-
-
Notifications
You must be signed in to change notification settings - Fork 14
Description
I have a group of 16 servers that I'm monitoring using ansible-pcp. I've added a few pmda's and I've left the other settings (sampling interval and retention period) at defaults. My metrics collection system was overwhelmed trying to keep up with the metrics reported, and I am theorizing that the redis save interval was responsible for the high rates of IO my system reported.
The metrics collection host is now a 4 vCPU, 16 GB RAM VM with an 80GB disk. (That seems sufficient based on the sizing guidance in https://pcp.readthedocs.io/en/latest/HowTos/scaling/index.html). On a previous iteration set up using this collection (on Fedora 35), the rdb file in /var/lib/redis was almost continuously being written, and that rdb file was continuously growing. It would get killed by systemd-oom beyond a certain point, depending on the amount of RAM I configured the VM with.

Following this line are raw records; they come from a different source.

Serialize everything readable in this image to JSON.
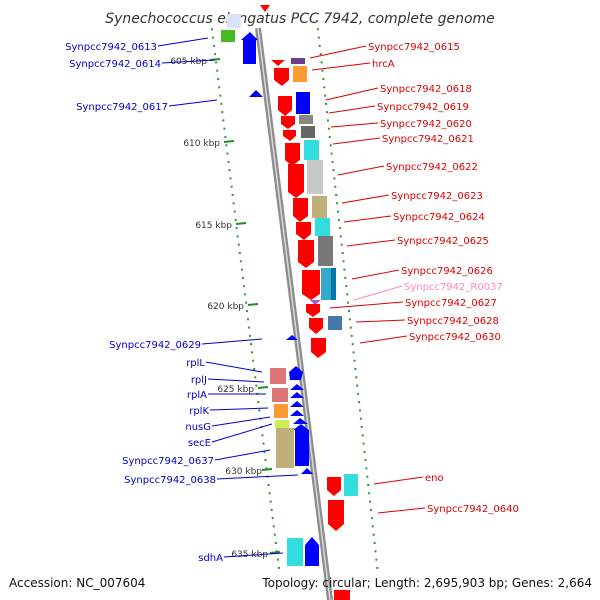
{
  "title": "Synechococcus elongatus PCC 7942, complete genome",
  "footer": {
    "accession": "Accession: NC_007604",
    "summary": "Topology: circular; Length: 2,695,903 bp; Genes: 2,664"
  },
  "colors": {
    "forward_label": "#0000cc",
    "reverse_label": "#dd0000",
    "rna_label": "#ff88bb",
    "forward_gene": "#0000ff",
    "reverse_gene": "#ff0000",
    "backbone": "#8c8c8c",
    "tick": "#1f8f1f"
  },
  "ticks": [
    {
      "label": "605 kbp"
    },
    {
      "label": "610 kbp"
    },
    {
      "label": "615 kbp"
    },
    {
      "label": "620 kbp"
    },
    {
      "label": "625 kbp"
    },
    {
      "label": "630 kbp"
    },
    {
      "label": "635 kbp"
    }
  ],
  "labels_left": [
    "Synpcc7942_0613",
    "Synpcc7942_0614",
    "Synpcc7942_0617",
    "Synpcc7942_0629",
    "rplL",
    "rplJ",
    "rplA",
    "rplK",
    "nusG",
    "secE",
    "Synpcc7942_0637",
    "Synpcc7942_0638",
    "sdhA"
  ],
  "labels_right": [
    "Synpcc7942_0615",
    "hrcA",
    "Synpcc7942_0618",
    "Synpcc7942_0619",
    "Synpcc7942_0620",
    "Synpcc7942_0621",
    "Synpcc7942_0622",
    "Synpcc7942_0623",
    "Synpcc7942_0624",
    "Synpcc7942_0625",
    "Synpcc7942_0626",
    "Synpcc7942_R0037",
    "Synpcc7942_0627",
    "Synpcc7942_0628",
    "Synpcc7942_0630",
    "eno",
    "Synpcc7942_0640"
  ]
}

Below is a sample graph from the second setup I tried, this time running on CentOS 8-stream (and Redis 5). The same save settings by default, with increasing amounts of disk I/O:
This represents the first 4 hours of reporting from a newly set up collector.
I'm currently experimenting with significantly dialing down the save interval (save 3600 1 only), but I'm not sure of how well that will work with the semantics of how pmproxy/pmlogger work.
I'm willing to PR some changes and take input on them working through this - including if I'm off base. (I am new to the pcp toolset, and to redis). Thanks for your time and attention!